Makanju cited user disconnects.
“When you actually dig into the study, what you see is that a lot of them had no idea how to engage with the tool, so they were just given the tool,” she said of a recent experiment to measure adoption. “They weren’t told anything about how would you use it, or how would you integrate it into this workflow.”
On the other hand, she provided an example of how a clinical AI copilot project led to an 18% improvement in diagnosis in a medical environment.
“I do think a lot of that even … at any … large scale sort of entity that’s trying to integrate it, (the goal) is figuring out what is that workflow going to look like to actually get those gains,” she said. if there is one field where I feel like it’s just going to be incredibly transformative, transformatively positive, it’s healthcare.”
Don’t Make Them Like Humans
There’s a lot more in the video, about innovation, about economics, and about past figures like Alan Turing, Marv in Minsky and John McCarthy.
But I wanted to focus in on a couple of points that we talked about near the end of the segment, where Brynjolfsson suggested that the community should be looking more at the specific strengths of LLMs and AI systems, rather than trying to make “replacement humans” or, as he put it, “imitative AI.”

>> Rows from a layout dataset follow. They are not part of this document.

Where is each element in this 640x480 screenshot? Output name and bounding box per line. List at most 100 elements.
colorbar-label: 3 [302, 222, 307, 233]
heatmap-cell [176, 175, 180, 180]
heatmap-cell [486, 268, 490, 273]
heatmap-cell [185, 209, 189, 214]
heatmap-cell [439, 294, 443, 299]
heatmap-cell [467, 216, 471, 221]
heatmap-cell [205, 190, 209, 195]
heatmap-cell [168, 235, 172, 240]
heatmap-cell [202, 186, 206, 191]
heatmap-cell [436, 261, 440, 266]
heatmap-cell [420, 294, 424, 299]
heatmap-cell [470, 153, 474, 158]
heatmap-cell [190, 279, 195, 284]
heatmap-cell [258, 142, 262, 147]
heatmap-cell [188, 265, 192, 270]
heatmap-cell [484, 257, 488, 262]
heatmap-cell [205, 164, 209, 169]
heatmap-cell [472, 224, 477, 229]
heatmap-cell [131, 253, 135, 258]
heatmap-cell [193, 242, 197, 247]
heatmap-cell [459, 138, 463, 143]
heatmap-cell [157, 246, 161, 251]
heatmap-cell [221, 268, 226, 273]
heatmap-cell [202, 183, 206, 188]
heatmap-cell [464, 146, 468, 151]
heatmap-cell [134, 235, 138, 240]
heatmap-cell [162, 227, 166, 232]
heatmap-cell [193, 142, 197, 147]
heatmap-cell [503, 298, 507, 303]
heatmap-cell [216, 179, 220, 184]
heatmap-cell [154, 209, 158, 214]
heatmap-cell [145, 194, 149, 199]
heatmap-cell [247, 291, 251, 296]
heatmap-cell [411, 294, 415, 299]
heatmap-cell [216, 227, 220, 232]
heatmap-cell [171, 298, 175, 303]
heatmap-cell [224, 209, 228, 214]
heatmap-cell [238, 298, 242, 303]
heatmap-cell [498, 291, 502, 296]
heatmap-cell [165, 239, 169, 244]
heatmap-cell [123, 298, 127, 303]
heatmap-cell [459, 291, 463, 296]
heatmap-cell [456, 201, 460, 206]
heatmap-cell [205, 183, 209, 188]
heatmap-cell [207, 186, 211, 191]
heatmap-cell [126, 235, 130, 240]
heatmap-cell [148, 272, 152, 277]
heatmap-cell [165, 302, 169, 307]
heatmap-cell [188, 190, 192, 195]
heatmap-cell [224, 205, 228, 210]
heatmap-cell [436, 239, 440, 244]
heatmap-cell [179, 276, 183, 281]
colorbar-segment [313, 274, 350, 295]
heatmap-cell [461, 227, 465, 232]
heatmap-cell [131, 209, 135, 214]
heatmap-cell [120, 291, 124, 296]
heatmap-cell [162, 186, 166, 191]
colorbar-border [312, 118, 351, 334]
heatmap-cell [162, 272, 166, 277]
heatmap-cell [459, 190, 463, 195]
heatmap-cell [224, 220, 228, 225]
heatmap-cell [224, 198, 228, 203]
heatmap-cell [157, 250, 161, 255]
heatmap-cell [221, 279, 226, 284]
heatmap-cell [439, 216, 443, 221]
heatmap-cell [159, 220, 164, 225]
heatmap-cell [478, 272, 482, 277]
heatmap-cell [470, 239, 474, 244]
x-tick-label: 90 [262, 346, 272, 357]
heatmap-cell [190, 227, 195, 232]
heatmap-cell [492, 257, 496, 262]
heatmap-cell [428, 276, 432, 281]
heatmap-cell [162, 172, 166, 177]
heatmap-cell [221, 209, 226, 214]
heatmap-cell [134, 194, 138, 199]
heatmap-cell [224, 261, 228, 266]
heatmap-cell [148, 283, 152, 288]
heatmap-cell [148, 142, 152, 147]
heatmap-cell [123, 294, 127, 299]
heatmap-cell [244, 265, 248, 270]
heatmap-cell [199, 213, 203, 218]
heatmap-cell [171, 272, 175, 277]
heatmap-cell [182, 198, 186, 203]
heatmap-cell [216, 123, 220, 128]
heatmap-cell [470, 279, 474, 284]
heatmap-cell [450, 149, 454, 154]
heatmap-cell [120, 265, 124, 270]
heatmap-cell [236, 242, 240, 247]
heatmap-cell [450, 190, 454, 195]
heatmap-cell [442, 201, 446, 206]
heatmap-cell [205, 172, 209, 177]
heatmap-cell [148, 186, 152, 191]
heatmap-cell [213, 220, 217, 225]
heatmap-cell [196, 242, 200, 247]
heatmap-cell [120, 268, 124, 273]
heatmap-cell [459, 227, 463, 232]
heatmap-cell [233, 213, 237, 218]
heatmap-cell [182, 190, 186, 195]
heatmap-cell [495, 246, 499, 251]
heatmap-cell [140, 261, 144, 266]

“I think there’s too much of a focus on automation,” he said. “What new thing can we do that’s never been done before?”
He summed up some of the dangers of making imitative robots this way:
“You make a machine that perfectly imitates humans,” Brynjolfsson said. “From an economist perspective, that means it’s a substitute instead of a compliment, instead of (augmentative) cognition. What do (substitutes)do? They drive down the price of the competition. That tends to lead to lower wages, more concentration of wealth and power. … for most of us, that’s not the world we want, where humans don’t have much of a role, and the machines are able to make all the scientific discoveries.”
Three Questions
Leading on from this, the segment closed with three pointed questions to both panelists, the first being: What keeps them up at night?
Brynjolfsson and Makanju shared concerns about authoritarian governments using these tools inappropriately.
“I’m from Russia,” Makanju said. “I have many friends who are in jail or unable to return, and I have, in my mind, constructed many versions (of how) the Russian government could use (AI) to further scale the current level of oppression. And we know these tools are already being built.”
“I share Ana’s concerns about AI being used to concentrate wealth and power,” Brynjolfsson added. “(Artificial) intelligence may reverse or undermine some of what Friedrich Hayek wrote about when he wrote this classic paper called The use of knowledge in society: that awfully important knowledge is widely dispersed in society. That leads to power being widely dispersed in society. And he said, there’s no way one entity could have all that information and knowledge in one place. And he was certainly right for most of the past 70 plus years.”
Will that continue?
“It’s increasingly possible that big data centers … can get very detailed information about all consumer preferences, supply chains, etc., aggregate it, and make organized, coordinated decisions,” he added. “And that might be very efficient, but it also leads to this concentration of power.”
Check out the video for more. These are the kinds of conversations that we have to have, right now, as we ponder how new AI gets integrated into our societies.